Opinião

As mudanças no vestibular

Editorial do Estadão
Com um olho no calendário escolar e outro no calendário eleitoral, uma vez que é um dos nomes cogitados pelo Partido dos Trabalhadores para disputar um cargo majoritário nas eleições de 2010, o ministro Fernando Haddad está tentando implantar, a toque de caixa, o projeto de unificação dos vestibulares das universidades federais, anunciado há duas semanas, quando nem mesmo as suas diretrizes gerais estavam definidas. Alguns reitores afirmam que, por seu caráter inovador, o projeto tem de ser implementado com cuidado, no prazo mínimo de dois a três anos, para evitar problemas legais e administrativos.

Atualmente, cada universidade prepara seu próprio exame e as provas são realizadas em datas diferentes. A proposta do ministro, cujos detalhes só agora estão sendo divulgados, é reformular o Exame Nacional do Ensino Médio (Enem) e fazer uma prova única, com validade nacional. A ideia inicial era que os alunos aprovados tivessem liberdade de escolher o curso e a universidade, conforme a pontuação obtida. Mas, para reduzir a resistência dos reitores, pois o nível médio de exigências varia de universidade para universidade, o MEC está propondo que os estudantes só possam utilizar os resultados da prova em cinco diferentes cursos e em cinco instituições federais de ensino superior.

Além disso, para evitar frustrações entre os vestibulandos das regiões menos desenvolvidas que almejam estudar nas universidades federais das regiões mais desenvolvidas, o MEC quer que os estudantes só se inscrevam para o vestibular com o resultado do Enem nas mãos. "Com isso, o estudante pode ter uma ideia melhor de suas possibilidades de aprovação", diz o ministro. Segundo ele, a inscrição será feita pela internet e o sistema ficará aberto por algum tempo, permitindo aos candidatos reavaliar suas reais condições para disputar o curso escolhido e mudar suas opções, caso concluam que não terão oportunidade de ser aprovados.

Como o vestibular unificado das universidades federais permitirá que os estudantes cursem a graduação fora de seus Estados de origem, o MEC se compromete a ampliar os recursos para assistência estudantil, que serão distribuídos por meio de bolsas de estudos, e para a construção de restaurantes universitários e alojamentos. Neste ano, o órgão deve repassar R$ 200 milhões às universidades federais para assistência estudantil. O ministro prometeu dobrar esse valor em 2010.

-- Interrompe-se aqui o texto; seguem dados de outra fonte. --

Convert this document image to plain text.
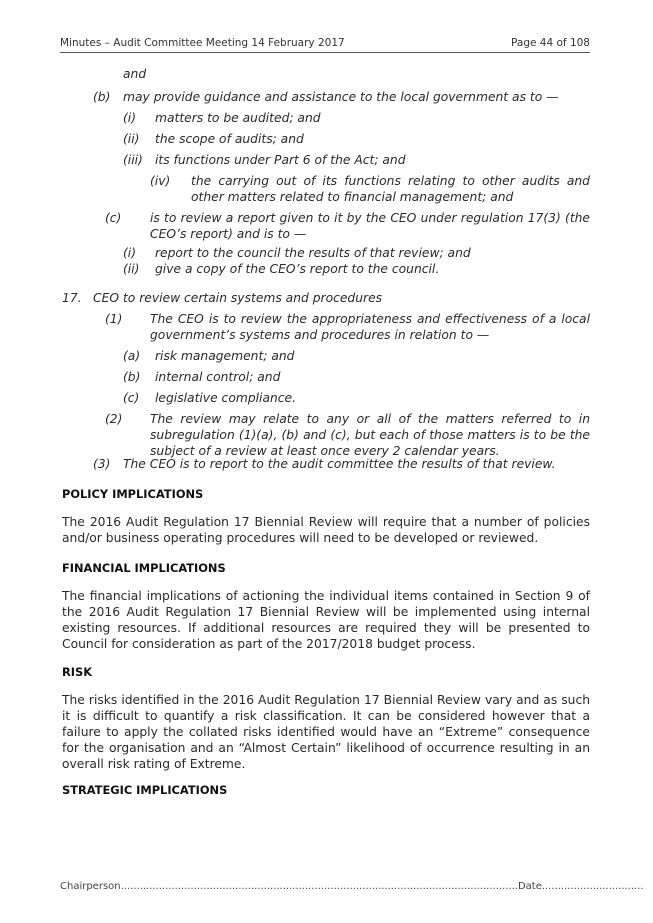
Minutes – Audit Committee Meeting 14 February 2017	Page 44 of 108
and
(b) may provide guidance and assistance to the local government as to —
(i) matters to be audited; and
(ii) the scope of audits; and
(iii) its functions under Part 6 of the Act; and
(iv) the carrying out of its functions relating to other audits and other matters related to financial management; and
(c) is to review a report given to it by the CEO under regulation 17(3) (the CEO’s report) and is to —
(i) report to the council the results of that review; and
(ii) give a copy of the CEO’s report to the council.
17. CEO to review certain systems and procedures
(1) The CEO is to review the appropriateness and effectiveness of a local government’s systems and procedures in relation to —
(a) risk management; and
(b) internal control; and
(c) legislative compliance.
(2) The review may relate to any or all of the matters referred to in subregulation (1)(a), (b) and (c), but each of those matters is to be the subject of a review at least once every 2 calendar years.
(3) The CEO is to report to the audit committee the results of that review.
POLICY IMPLICATIONS
The 2016 Audit Regulation 17 Biennial Review will require that a number of policies and/or business operating procedures will need to be developed or reviewed.
FINANCIAL IMPLICATIONS
The financial implications of actioning the individual items contained in Section 9 of the 2016 Audit Regulation 17 Biennial Review will be implemented using internal existing resources. If additional resources are required they will be presented to Council for consideration as part of the 2017/2018 budget process.
RISK
The risks identified in the 2016 Audit Regulation 17 Biennial Review vary and as such it is difficult to quantify a risk classification. It can be considered however that a failure to apply the collated risks identified would have an “Extreme” consequence for the organisation and an “Almost Certain” likelihood of occurrence resulting in an overall risk rating of Extreme.
STRATEGIC IMPLICATIONS
Chairperson.............................................................................................................................Date................................
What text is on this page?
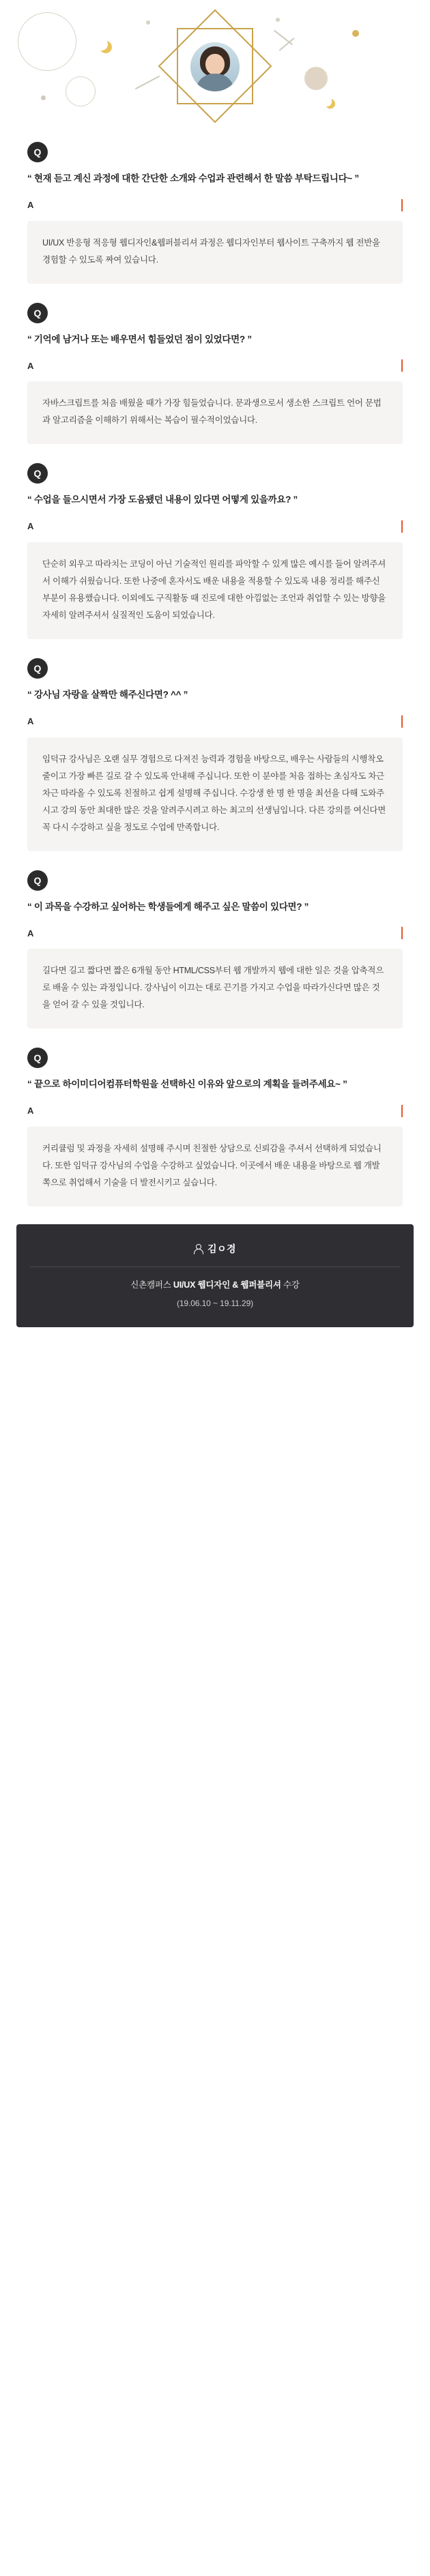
Q
“ 현재 듣고 계신 과정에 대한 간단한 소개와 수업과 관련해서 한 말씀 부탁드립니다~ ”
A
UI/UX 반응형 적응형 웹디자인&웹퍼블리셔 과정은 웹디자인부터 웹사이트 구축까지 웹 전반을 경험할 수 있도록 짜여 있습니다.
Q
“ 기억에 남거나 또는 배우면서 힘들었던 점이 있었다면? ”
A
자바스크립트를 처음 배웠을 때가 가장 힘들었습니다. 문과생으로서 생소한 스크립트 언어 문법과 알고리즘을 이해하기 위해서는 복습이 필수적이었습니다.
Q
“ 수업을 들으시면서 가장 도움됐던 내용이 있다면 어떻게 있을까요? ”
A
단순히 외우고 따라치는 코딩이 아닌 기술적인 원리를 파악할 수 있게 많은 예시를 들어 알려주셔서 이해가 쉬웠습니다. 또한 나중에 혼자서도 배운 내용을 적용할 수 있도록 내용 정리를 해주신 부분이 유용했습니다. 이외에도 구직활동 때 진로에 대한 아낌없는 조언과 취업할 수 있는 방향을 자세히 알려주셔서 실질적인 도움이 되었습니다.
Q
“ 강사님 자랑을 살짝만 해주신다면? ^^ ”
A
임덕규 강사님은 오랜 실무 경험으로 다져진 능력과 경험을 바탕으로, 배우는 사람들의 시행착오 줄이고 가장 빠른 길로 갈 수 있도록 안내해 주십니다. 또한 이 분야를 처음 접하는 초심자도 차근차근 따라올 수 있도록 친절하고 쉽게 설명해 주십니다. 수강생 한 명 한 명을 최선을 다해 도와주시고 강의 동안 최대한 많은 것을 알려주시려고 하는 최고의 선생님입니다. 다른 강의를 여신다면 꼭 다시 수강하고 싶을 정도로 수업에 만족합니다.
Q
“ 이 과목을 수강하고 싶어하는 학생들에게 해주고 싶은 말씀이 있다면? ”
A
길다면 길고 짧다면 짧은 6개월 동안 HTML/CSS부터 웹 개발까지 웹에 대한 일은 것을 압축적으로 배울 수 있는 과정입니다. 강사님이 이끄는 대로 끈기를 가지고 수업을 따라가신다면 많은 것을 얻어 갈 수 있을 것입니다.
Q
“ 끝으로 하이미디어컴퓨터학원을 선택하신 이유와 앞으로의 계획을 들려주세요~ ”
A
커리큘럼 및 과정을 자세히 설명해 주시며 친절한 상담으로 신뢰감을 주셔서 선택하게 되었습니다. 또한 임덕규 강사님의 수업을 수강하고 싶었습니다. 이곳에서 배운 내용을 바탕으로 웹 개발 쪽으로 취업해서 기술을 더 발전시키고 싶습니다.
김ㅇ경
신촌캠퍼스 UI/UX 웹디자인 & 웹퍼블리셔 수강
(19.06.10 ~ 19.11.29)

O objetivo dessa medida é evitar a evasão escolar e o trancamento de matrícula, assegurando aos estudantes de baixa renda condições de se manterem durante o curso. Alguns dirigentes universitários, contudo, criticam a ênfase dada por Haddad à possibilidade de estudantes das regiões menos desenvolvidas fazerem a graduação nas regiões mais desenvolvidas. "A mobilidade pretendida pelo MEC vai ocorrer na mão inversa. Não vai ser o estudante do Norte e Nordeste que se mudará para o Sul e Sudeste. As classes mais abastadas têm maior rendimento no Enem e vão roubar as vagas nos outros Estados. Em vez de democratizar o acesso, vai elitizá-lo", diz o coordenador do vestibular da Universidade Federal Fluminense, Nelliton Ventura.

Especialistas também receiam que, como as notas médias do Enem são baixas, a proposta do MEC leve ao rebaixamento dos níveis de exigência do vestibular. "Não é impossível que boas universidades federais sejam afetadas negativamente pela nivelação por baixo que o Enem representa. Mesmo que se fale em ampliação do elenco de disciplinas e questões, há sempre o risco de que uma avaliação genérica não cubra as demandas de conteúdo das universidades mais exigentes. Algumas se defenderão criando mecanismos internos de peneiramento, o que na prática reinstaura o vestibular e proclama sua necessidade", afirmou o professor da USP José de Souza Martins, em artigo publicado no Estado. Ele também teme o surgimento de uma nova "indústria" - a de cursinhos supletivos criados para "turbinar" os alunos da escola média para os exames do Enem.